What if you could increase capacity while reducing or maintaining the overall footprint of your manufacturing facilities? Today, the idea of reconfiguration is taking hold as a strategy to combat capacity constraint in manufacturing—addressing everything from assets to locations.

Capacity utilization is one of the four disruptive forces that have the potential to impact your business. According to the Federal Reserve System, capacity utilization for manufacturing remains below average. At 78.1 percent in August, capacity utilization for the industrial sector is 1.7 percentage points below its long-run average.

Rudi Tanck, Ryerson’s Heavy Equipment Manager, sees the reconfiguration strategy playing out in a few different ways for heavy equipment manufacturers.

One way is the routine assessment of facility layout. Some manufacturers are doing so with an eye on ensuring assets are in the most optimal configuration for their manufacturing needs. For example, arranging equipment on the floor based on multiple product lines that share the same assets. Such a simple tactic could prove to be an eye-opening exercise that uncovers efficiency gaps that are literally in plain sight.

This could also help best assess your equipment needs overall, balancing the benefits achieved with the costs associated with owning various pieces of equipment. For example, if your company doesn’t handle the volume of work to justify the investment of a tube laser, it might be best to begin outsourcing the process. 

In one such case, Tanck and his team worked closely with a company to explore alternatives for moving plasma-cutting to a nearby facility where laser cutting resulted in better fit up. This made the assembly process more efficient overall because the weldment goes together easier and more consistently. Typically, you want consistent gaps between parts when assembling and welding.

However, there are such instances when the idea of asset or process reconfiguration simply won’t suffice, and plant closures must occur. This calls for perhaps a different type of reconfiguration strategy—one that outsources certain procedures to partners altogether.
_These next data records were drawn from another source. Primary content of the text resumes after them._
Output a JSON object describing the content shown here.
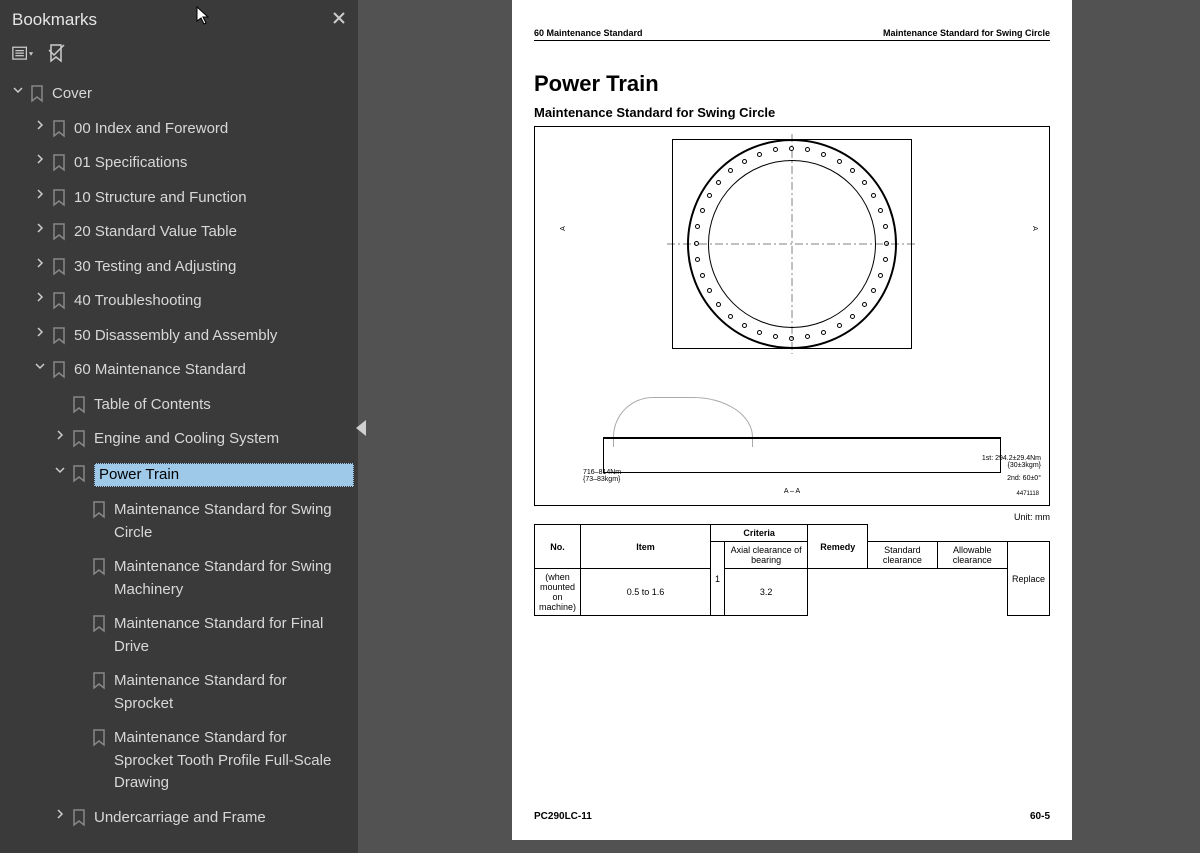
{
  "sidebar": {
    "title": "Bookmarks",
    "items": [
      {
        "level": 0,
        "chevron": "down",
        "label": "Cover"
      },
      {
        "level": 1,
        "chevron": "right",
        "label": "00 Index and Foreword"
      },
      {
        "level": 1,
        "chevron": "right",
        "label": "01 Specifications"
      },
      {
        "level": 1,
        "chevron": "right",
        "label": "10 Structure and Function"
      },
      {
        "level": 1,
        "chevron": "right",
        "label": "20 Standard Value Table"
      },
      {
        "level": 1,
        "chevron": "right",
        "label": "30 Testing and Adjusting"
      },
      {
        "level": 1,
        "chevron": "right",
        "label": "40 Troubleshooting"
      },
      {
        "level": 1,
        "chevron": "right",
        "label": "50 Disassembly and Assembly"
      },
      {
        "level": 1,
        "chevron": "down",
        "label": "60 Maintenance Standard"
      },
      {
        "level": 2,
        "chevron": "",
        "label": "Table of Contents"
      },
      {
        "level": 2,
        "chevron": "right",
        "label": "Engine and Cooling System"
      },
      {
        "level": 2,
        "chevron": "down",
        "label": "Power Train",
        "selected": true
      },
      {
        "level": 3,
        "chevron": "",
        "label": "Maintenance Standard for Swing Circle"
      },
      {
        "level": 3,
        "chevron": "",
        "label": "Maintenance Standard for Swing Machinery"
      },
      {
        "level": 3,
        "chevron": "",
        "label": "Maintenance Standard for Final Drive"
      },
      {
        "level": 3,
        "chevron": "",
        "label": "Maintenance Standard for Sprocket"
      },
      {
        "level": 3,
        "chevron": "",
        "label": "Maintenance Standard for Sprocket Tooth Profile Full-Scale Drawing"
      },
      {
        "level": 2,
        "chevron": "right",
        "label": "Undercarriage and Frame"
      }
    ]
  },
  "page": {
    "header_left": "60 Maintenance Standard",
    "header_right": "Maintenance Standard for Swing Circle",
    "h1": "Power Train",
    "h2": "Maintenance Standard for Swing Circle",
    "unit_label": "Unit: mm",
    "section_annot_left": "716–814Nm\n{73–83kgm}",
    "section_annot_right1": "1st: 294.2±29.4Nm\n{30±3kgm}",
    "section_annot_right2": "2nd: 60±0°",
    "section_label": "A – A",
    "diagram_id": "4471118",
    "table": {
      "headers": [
        "No.",
        "Item",
        "Criteria",
        "Remedy"
      ],
      "sub_headers": [
        "Standard clearance",
        "Allowable clearance"
      ],
      "row": {
        "no": "1",
        "item_line1": "Axial clearance of bearing",
        "item_line2": "(when mounted on machine)",
        "std": "0.5 to 1.6",
        "allow": "3.2",
        "remedy": "Replace"
      }
    },
    "footer_left": "PC290LC-11",
    "footer_right": "60-5"
  }
}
For example, Tanck points to an instance when one manufacturer decided to close a facility in one state, transferring the production to an adjacent state. At the original facility, the company had burned parts in-house. But this was no longer possible in the new facility as the parts exceeded the operational burning capacity at the new location.

By utilizing plate material that the customer had allocated for internal consumption, Ryerson was able to step in and help. The strategy involved burning the parts at a location within the Ryerson network and delivering them to the new facility. This is where having a partner with a broad network of processing centers and a wide logistical reach provides value.

The idea of reconfiguration is one that comes in many different forms. Finding one best fit for your business might ultimately prove be of great impact in the fight to best utilize capacity.